Au niveau de l’écriture, disons qu’elle rejoint les caricatures des personnages. Les phrases peuvent être capables du meilleur comme du pire, souvent victimes de lourdeurs et d’un style ampoulé qui empêche toute fluidité. Cependant, on peut observer la volonté de l’auteur a rendre son texte plus poétique. Malheureusement, il ne suffit pas de trouver quelques métaphores et de les ajouter à chaque fois que les circonstances le permettent pour s’improviser Rimbaud ou Baudelaire. C’est ainsi que s’imposeront des répétitions telles que le « maelström » dans les yeux des personnages, ou encore l’esprit qui « s’emballe comme un cheval sauvage » et autre fioritures de ce genre.
Si l’on passe outre le style maladroit, le texte est très référencé. Il n’est pas rare que l’histoire fasse un petit détour pour rapprocher les faits qui se déroulent avec une autre œuvre, quelle soit littéraire ou musicale. Si cela peut faire sourire comme durant la scène du chauffeur fou écoutant Higway to Hell, cela peut également faire hérisser le poil avec des comparaisons plus hasardeuses, mais aussi nous mettre à l’écart si l’on ne saisit pas le clin d’œil.
Par ailleurs, la fin est tout à fait abracadabrantesque. Il est tout de même malheureux qu’un univers aussi riche que la mythologie nordique ne puisse être exploité plus en profondeur et se résume toujours au Ragnarok. Pourtant, le lecteur sent que David Gibert s’est renseigné sur le sujet et qu’il pourrait nous parler d’autres épisodes plus subtils de L’Edda, néanmoins, dans un récit où le but de l’ennemi est d’amener le chaos, il est inutile d’espérer autre chose. Nous assistons de surcroît, à une guerre très floue, usant de Deus ex Machina d’une page à l’autre, la confusion régnant au point qu’il faut s’accrocher pour que le livre ne nous tombe pas des mains.

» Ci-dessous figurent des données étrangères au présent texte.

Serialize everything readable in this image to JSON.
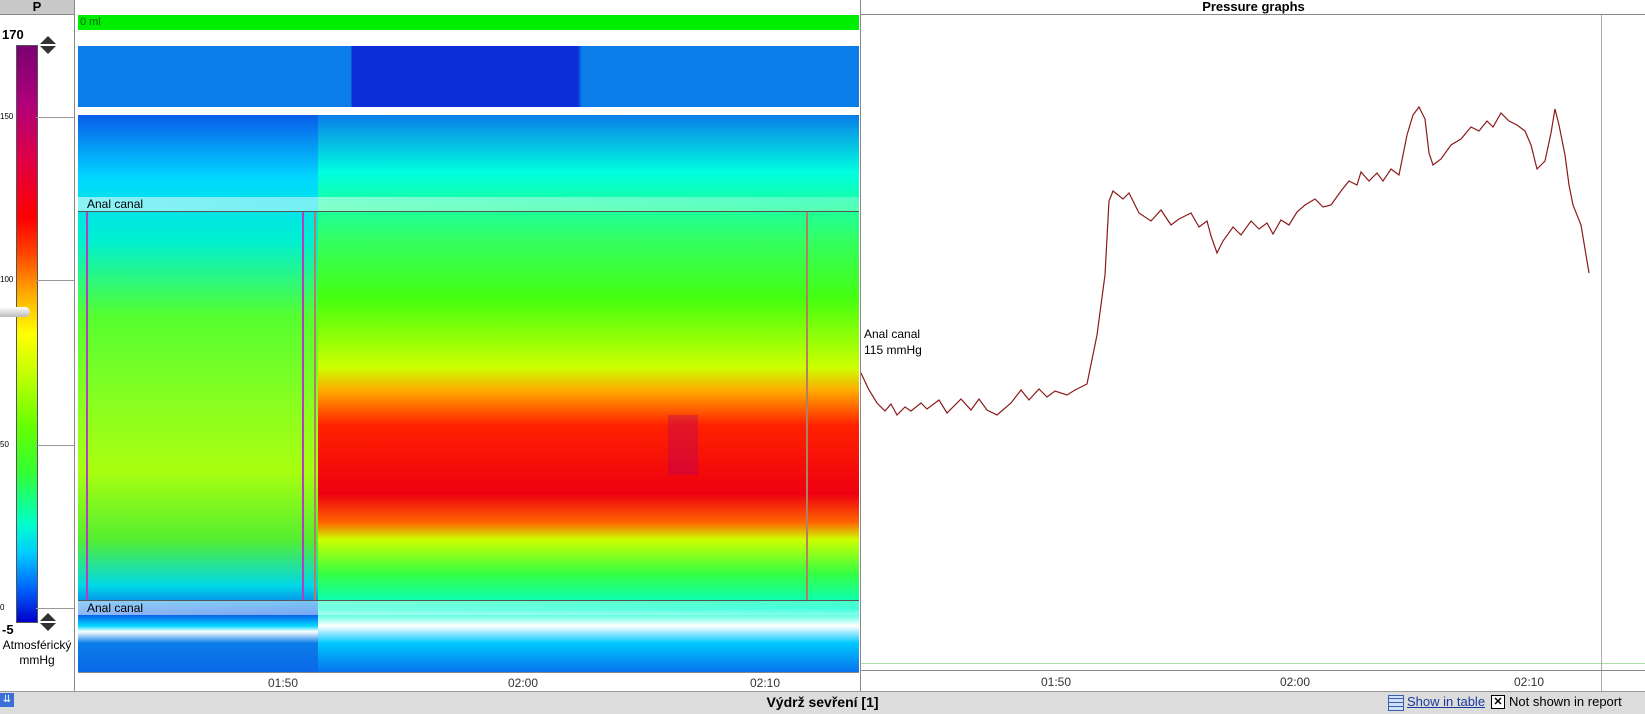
{
  "scale": {
    "header": "P",
    "max": "170",
    "min": "-5",
    "ticks": [
      "150",
      "100",
      "50",
      "0"
    ],
    "unit_line1": "Atmosférický",
    "unit_line2": "mmHg"
  },
  "topography": {
    "volume_label": "0 ml",
    "region_label_top": "Anal canal",
    "region_label_bottom": "Anal canal",
    "time_ticks": [
      "01:50",
      "02:00",
      "02:10"
    ]
  },
  "graph": {
    "title": "Pressure graphs",
    "channel_label": "Anal canal",
    "channel_value": "115 mmHg",
    "time_ticks": [
      "01:50",
      "02:00",
      "02:10"
    ],
    "line_color": "#8b1a1a"
  },
  "status": {
    "title": "Výdrž sevření [1]",
    "show_in_table": "Show in table",
    "not_shown_in_report": "Not shown in report"
  },
  "colors": {
    "accent": "#00ee00",
    "band_light": "#0a7de8",
    "band_dark": "#0a2ed8"
  }
}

Finalement, L’Ombre de l’Âme est un livre qui aurait certainement gagné à demeurer au stade de la novella À l’Encre de Ténèbres tant son développement enchaîne les erreurs grossières. L’univers des jeux de rôle et l’aspect surnaturel aurait pu donner un excellent cocktail si la personne qui tenait le shaker n’avait pas ajouté tant d’éléments caricaturaux et maladroits pour gonfler le breuvage.